If not for this curse, then Joseph, Jesus’ stepfather would have been the legitimate King of Israel. This is why the Angel referred to Joseph as “Joseph, thou son of David” Matthew 1: 20. The Angel did not refer to Joseph as ‘the’ Son of David, but ‘son of David’. Seventeen verses in the New Testament name Jesus as the Son of David and Matthew recorded that when Jesus rode into Jerusalem on a Donkey, the people hailed “Hosanna to the Son of David” (Matthew 20: 9) Jesus the King was clearly next in line for the throne and Paul also affirmed this claim in Romans 1: 3, 2 Timothy 2: 8.

This curse written by the prophet Jeremiah did not come upon Mary or her descendants because she was not a descendant in the lineage of Jeconiah.

The people of ancient Jerusalem and the Babylonian Kings (the wise men) knew these things and this is why they asked:

  • “Where is He who is born King of the Jews”. Matthew 2: 2
Jesus Christ crucified

Jesus Christ crucified from a 19th century engraving © 2013/15 Simon Peter Sutherland

The claim to the throne of Jesus as the true King of Israel was known not only by the Jewish people, but by Greeks and by Romans. The Gospels record that the claim of Jesus as King was written by Pontius Pilate and placed upon Jesus’ cross.

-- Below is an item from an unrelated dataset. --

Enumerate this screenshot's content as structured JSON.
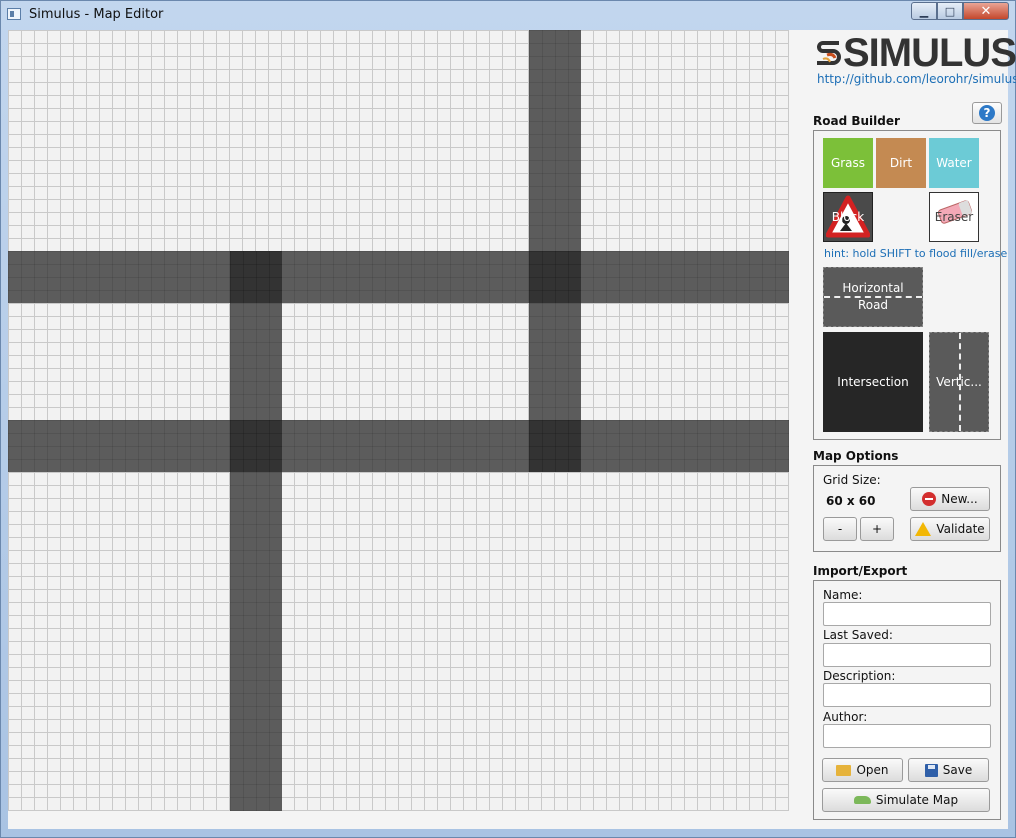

  • Matthew 27: 37 “This is Jesus the King of the Jews”
  • Mark 15: 26 “The King of the Jews”
  • Luke 23: 38 “This is the King of the Jews”
  • John 19: 19 “Jesus of Nazareth the King of the Jews”

The claim of Jesus as King was written in “Greek, Latin and Hebrew” and in John 18: 34 Jesus questions Pilate on whether or not the claim that He Himself was King came from Pilate or from other people. “Sayest thou this thing of thyself, or did others tell it thee of me?”

That question should be asked by all of us; do we say things about Jesus because others tell us these things or do they come from ourselves? It must be a fact that since Christianity has impacted this world so strongly that every human being must at some point ask the question of who Jesus Christ truly was and is. If He was truly the Son of God, which I believe He was, then He is the most important person who has ever lived or ever will live. And if He wasn’t the Son of God then who was He and how strong a case can be assembled to make each and every individual wage eternity upon their answer?

I believe that Jesus was who He said He was and that is why I hold Him and His commands in such high royal esteem. I believe He is the only way to God and His miracles, healing’s and resurrection stand as firm proofs of that.

The question is; when He returns, will He take the throne in a literal sense?